C’est un rapport « assez factuel » dans lequel « on ne retrouve pas l’expression d’une très large majorité de personnes favorables au statu quo sur la PMA », a réagi la présidente de La Manif pour tous, Ludovine de la Rochère. « Les États généraux de la bioéthique ne sont pas un sondage d’opinion », s’est défendu M. Delfraissy, selon qui « il s’agit d’écouter les arguments qui conduisent tel ou tel individu ou groupe à prendre telle ou telle position ». Il a par ailleurs confirmé qu’Emmanuel Macron avait organisé des dîners à l’Élysée pour débattre de la PMA et de la fin de vie, comme l’a révélé le journal La Croix : « Il y avait des personnalités aux opinions différentes, elles ont pu s’exprimer et le président de la République a pu les écouter ».

Malgré l’absence de consensus sur la PMA ou la fin de vie, M. Delfraissy a voulu voir le verre à moitié plein en soulignant l’existence de « grandes valeurs partagées » constitutives d’une « éthique à la française ». Parmi elles, « la non-marchandisation des corps ».

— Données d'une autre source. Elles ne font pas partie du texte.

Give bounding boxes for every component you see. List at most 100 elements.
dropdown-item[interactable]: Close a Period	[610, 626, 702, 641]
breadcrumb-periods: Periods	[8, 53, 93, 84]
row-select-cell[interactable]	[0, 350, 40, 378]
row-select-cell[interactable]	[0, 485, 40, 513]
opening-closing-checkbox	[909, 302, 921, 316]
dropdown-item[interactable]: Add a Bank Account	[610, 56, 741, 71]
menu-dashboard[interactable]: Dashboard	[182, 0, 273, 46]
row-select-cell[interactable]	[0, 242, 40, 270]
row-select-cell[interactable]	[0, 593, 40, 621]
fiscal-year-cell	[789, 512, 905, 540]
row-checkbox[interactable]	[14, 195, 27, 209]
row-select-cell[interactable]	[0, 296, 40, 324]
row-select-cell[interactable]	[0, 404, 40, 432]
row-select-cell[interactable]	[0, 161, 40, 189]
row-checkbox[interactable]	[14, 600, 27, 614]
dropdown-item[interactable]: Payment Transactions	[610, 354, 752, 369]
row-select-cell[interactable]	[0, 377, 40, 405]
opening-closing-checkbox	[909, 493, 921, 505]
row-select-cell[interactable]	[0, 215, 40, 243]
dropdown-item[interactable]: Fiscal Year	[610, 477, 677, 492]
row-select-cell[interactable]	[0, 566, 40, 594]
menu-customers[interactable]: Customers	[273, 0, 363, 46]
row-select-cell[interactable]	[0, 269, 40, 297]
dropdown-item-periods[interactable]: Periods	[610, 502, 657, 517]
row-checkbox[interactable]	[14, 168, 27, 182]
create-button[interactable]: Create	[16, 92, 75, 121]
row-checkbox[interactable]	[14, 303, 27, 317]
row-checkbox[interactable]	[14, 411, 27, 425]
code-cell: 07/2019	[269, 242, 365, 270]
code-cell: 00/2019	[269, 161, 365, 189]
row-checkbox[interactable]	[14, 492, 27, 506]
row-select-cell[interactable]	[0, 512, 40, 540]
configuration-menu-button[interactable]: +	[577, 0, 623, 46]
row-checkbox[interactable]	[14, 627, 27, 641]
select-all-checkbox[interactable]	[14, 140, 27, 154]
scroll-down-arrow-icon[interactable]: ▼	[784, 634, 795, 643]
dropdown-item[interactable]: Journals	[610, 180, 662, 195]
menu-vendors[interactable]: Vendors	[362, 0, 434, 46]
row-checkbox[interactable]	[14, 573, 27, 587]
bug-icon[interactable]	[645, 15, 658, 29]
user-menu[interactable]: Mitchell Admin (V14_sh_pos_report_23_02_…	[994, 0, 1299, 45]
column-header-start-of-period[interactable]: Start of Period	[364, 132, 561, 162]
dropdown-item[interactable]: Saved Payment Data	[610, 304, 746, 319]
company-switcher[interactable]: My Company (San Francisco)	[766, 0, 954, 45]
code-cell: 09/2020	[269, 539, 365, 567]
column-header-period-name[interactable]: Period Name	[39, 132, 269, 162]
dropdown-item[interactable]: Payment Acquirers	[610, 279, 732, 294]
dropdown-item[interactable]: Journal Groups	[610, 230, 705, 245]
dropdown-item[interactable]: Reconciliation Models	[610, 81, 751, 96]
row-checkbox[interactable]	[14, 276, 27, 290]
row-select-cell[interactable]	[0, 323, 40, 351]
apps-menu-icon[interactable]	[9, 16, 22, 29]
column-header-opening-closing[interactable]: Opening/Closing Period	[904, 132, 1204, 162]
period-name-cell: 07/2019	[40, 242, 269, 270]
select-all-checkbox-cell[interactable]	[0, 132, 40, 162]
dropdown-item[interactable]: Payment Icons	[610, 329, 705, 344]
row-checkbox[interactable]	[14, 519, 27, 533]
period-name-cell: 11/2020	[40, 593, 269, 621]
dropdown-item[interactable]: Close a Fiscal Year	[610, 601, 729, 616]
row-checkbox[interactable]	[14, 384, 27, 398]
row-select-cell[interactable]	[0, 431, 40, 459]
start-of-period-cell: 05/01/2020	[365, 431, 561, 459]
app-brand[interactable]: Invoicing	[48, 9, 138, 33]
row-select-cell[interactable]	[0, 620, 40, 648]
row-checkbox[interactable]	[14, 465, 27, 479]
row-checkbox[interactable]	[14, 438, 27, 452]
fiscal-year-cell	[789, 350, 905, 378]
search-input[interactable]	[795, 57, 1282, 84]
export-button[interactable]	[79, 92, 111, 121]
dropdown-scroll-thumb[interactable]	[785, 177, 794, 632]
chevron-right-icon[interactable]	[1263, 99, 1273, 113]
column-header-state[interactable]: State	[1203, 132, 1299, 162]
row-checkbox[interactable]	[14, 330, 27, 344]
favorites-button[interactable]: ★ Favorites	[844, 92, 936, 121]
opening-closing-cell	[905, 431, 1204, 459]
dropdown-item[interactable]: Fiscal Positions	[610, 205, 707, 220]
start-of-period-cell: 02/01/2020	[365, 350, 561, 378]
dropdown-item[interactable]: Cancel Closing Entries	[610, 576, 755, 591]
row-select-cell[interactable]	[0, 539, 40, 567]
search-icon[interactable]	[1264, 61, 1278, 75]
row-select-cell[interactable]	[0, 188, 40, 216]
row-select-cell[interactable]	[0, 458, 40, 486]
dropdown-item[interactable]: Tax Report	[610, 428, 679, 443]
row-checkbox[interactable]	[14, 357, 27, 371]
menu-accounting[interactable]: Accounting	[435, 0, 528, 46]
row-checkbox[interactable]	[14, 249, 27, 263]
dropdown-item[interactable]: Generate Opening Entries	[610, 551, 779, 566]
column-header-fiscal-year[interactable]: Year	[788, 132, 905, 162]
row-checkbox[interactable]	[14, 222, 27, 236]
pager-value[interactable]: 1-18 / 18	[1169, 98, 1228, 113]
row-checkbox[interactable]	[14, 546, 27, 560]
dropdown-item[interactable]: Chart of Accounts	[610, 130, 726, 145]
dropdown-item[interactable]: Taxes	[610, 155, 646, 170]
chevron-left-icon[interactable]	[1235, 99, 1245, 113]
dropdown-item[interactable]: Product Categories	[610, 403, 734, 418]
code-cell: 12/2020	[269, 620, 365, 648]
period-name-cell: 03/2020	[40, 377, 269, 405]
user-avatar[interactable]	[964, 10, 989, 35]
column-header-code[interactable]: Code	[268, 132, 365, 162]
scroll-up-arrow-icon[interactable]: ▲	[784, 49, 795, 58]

Les sept autres thèmes étaient plus strictement scientifiques et ont moins mobilisé : recherche sur l’embryon, médecine génomique, don d’organes, neurosciences, données de santé, intelligence artificielle et rapport santé/environnement.

Enfin, le CCNE avait constitué un « comité citoyen », échantillon de 22 personnes représentatif de la population, qui a produit son propre rapport. Il a jugé la mobilisation citoyenne « insuffisante » lors des États généraux, et s’est prononcé aux deux-tiers pour l’euthanasie.